Es war dann Wilhelms sparsamer Sohn Maximilian I., der den ganzen, bereits vorhandenen Figurenfundus übernahm und als Schmuck der von ihm initiierten Neubauten in und um die Residenz verwertete: Die knienden Ehrenwachen kamen in die Frauenkirche, die Madonna auf die Mariensäule, der Ahnherr Otto auf den Wittelsbacher Brunnen .
Die vier Löwen schließlich, die die Ecken der Tumba flankieren sollten, wurden um 1616 an der neuen Residenzfassade aufgestellt. Dort ersetzte man die heraldischen Wappenschilde durch neue nach Entwurf von Hans Krumper: Ihre Bildreliefs und lateinischen Inschriften beziehen sich nun nicht mehr auf die Ahnenreihe der Wittelsbacher, sondern auf die über den Portalen angebrachten Darstellungen herrschaftlicher Tugenden: So zeigt der Löwenschild rechts am Nordportal eine Sonne mit der Inschrift „Supera simul et infera“ – „Sie scheint über Hohen und Niedrigen“. Darüber thront Justitia, auf deren Brust die Sonne der Gerechtigkeit leuchtet. Auch ohne Lateinkenntnisse eine klare Ansage!

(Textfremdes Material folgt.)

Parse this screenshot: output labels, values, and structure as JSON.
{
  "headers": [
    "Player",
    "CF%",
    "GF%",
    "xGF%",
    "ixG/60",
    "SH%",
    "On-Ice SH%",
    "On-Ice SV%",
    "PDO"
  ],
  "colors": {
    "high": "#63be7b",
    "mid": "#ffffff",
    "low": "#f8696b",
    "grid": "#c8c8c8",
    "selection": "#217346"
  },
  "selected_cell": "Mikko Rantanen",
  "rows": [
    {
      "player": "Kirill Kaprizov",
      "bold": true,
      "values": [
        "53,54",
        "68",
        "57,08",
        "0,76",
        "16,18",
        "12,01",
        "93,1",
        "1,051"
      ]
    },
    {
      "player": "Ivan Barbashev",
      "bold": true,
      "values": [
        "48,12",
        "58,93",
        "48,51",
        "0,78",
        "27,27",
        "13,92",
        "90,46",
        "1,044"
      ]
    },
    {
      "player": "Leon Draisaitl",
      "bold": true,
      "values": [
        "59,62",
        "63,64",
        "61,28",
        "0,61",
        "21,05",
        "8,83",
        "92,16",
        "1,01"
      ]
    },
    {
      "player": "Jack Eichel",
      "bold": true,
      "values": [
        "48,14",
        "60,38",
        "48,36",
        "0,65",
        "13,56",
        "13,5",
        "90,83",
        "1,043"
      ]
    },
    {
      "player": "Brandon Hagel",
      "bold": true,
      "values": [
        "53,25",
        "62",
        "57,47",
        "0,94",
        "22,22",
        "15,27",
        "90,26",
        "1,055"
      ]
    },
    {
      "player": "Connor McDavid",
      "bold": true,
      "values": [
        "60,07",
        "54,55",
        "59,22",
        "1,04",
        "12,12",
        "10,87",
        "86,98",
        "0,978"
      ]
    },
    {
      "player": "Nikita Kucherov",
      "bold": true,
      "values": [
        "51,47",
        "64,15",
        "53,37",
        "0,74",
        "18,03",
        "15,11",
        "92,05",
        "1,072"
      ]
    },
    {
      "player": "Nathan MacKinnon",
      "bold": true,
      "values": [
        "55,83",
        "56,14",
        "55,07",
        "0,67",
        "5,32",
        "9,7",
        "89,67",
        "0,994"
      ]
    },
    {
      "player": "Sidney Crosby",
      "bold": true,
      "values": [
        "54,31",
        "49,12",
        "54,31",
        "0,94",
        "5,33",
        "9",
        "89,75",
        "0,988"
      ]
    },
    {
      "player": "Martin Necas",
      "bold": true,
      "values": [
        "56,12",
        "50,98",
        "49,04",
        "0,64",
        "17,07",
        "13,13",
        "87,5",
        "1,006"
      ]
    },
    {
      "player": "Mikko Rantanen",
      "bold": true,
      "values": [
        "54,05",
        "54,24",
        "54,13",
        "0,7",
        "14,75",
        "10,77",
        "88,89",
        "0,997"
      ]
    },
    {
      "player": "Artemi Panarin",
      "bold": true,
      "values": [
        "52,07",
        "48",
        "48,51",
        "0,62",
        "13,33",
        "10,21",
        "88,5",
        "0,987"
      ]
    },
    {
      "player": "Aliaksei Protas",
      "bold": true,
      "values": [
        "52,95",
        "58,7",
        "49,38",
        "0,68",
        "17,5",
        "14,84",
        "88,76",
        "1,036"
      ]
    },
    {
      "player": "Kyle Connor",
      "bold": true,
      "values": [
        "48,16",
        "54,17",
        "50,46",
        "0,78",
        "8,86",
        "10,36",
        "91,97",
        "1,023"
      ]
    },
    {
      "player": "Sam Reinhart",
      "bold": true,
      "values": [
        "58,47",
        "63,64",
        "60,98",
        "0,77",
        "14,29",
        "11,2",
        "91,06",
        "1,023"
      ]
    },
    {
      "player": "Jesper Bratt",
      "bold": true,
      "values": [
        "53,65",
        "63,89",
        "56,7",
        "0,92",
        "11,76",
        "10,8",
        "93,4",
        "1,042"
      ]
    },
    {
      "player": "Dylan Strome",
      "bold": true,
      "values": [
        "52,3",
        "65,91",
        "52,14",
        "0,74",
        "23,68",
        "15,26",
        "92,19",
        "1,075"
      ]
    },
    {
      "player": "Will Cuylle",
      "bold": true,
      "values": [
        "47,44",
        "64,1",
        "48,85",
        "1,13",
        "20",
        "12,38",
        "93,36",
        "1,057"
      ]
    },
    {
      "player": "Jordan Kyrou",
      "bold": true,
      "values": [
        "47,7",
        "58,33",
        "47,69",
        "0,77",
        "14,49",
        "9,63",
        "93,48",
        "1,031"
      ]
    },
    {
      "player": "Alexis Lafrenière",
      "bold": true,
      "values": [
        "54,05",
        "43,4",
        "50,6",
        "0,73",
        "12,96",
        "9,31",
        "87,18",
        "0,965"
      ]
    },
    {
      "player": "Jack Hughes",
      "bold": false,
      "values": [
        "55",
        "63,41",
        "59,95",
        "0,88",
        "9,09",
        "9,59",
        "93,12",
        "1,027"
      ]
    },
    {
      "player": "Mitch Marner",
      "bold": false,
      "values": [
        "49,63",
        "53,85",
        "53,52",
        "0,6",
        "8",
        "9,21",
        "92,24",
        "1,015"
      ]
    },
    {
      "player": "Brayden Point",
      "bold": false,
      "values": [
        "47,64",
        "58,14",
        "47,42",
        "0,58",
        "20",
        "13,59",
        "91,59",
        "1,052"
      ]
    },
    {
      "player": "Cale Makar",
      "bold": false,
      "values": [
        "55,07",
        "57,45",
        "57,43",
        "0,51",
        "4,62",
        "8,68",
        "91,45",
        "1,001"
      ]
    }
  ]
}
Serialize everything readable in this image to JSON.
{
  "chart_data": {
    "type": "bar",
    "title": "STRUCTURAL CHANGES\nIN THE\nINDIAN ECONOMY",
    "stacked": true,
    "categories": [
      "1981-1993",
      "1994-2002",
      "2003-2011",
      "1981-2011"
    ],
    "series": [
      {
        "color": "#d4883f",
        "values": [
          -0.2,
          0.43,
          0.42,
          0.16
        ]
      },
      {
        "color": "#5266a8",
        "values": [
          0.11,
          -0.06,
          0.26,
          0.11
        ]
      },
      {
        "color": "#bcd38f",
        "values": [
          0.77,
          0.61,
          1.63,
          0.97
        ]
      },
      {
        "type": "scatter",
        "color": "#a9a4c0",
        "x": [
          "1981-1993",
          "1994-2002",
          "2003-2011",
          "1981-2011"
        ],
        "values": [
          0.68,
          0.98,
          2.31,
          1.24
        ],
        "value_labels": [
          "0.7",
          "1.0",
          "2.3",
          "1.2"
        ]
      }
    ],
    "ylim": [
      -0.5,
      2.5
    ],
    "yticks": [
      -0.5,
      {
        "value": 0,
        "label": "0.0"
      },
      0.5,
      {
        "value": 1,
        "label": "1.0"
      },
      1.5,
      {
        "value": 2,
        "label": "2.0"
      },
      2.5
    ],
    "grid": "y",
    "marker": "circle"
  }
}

Momentan ist unser eines Löwenpaar auf Reisen: Die kostbaren Bronzen werden gereinigt und restauriert und anschließend abgegossen. Die Kopien sollen dann an das Residenzportal zurückkehren. Die Originale aber werden in ihrer ganzen Pracht, geschützt vor Abgasen und schädlichen Klimaeinflüssen, zusammen mit den anderen Bronzen unseren Besuchern ganz nahe vor Augen geführt – in eigens eingerichteten Museumsräumen der Residenz, mit etwas Glück schon 2015.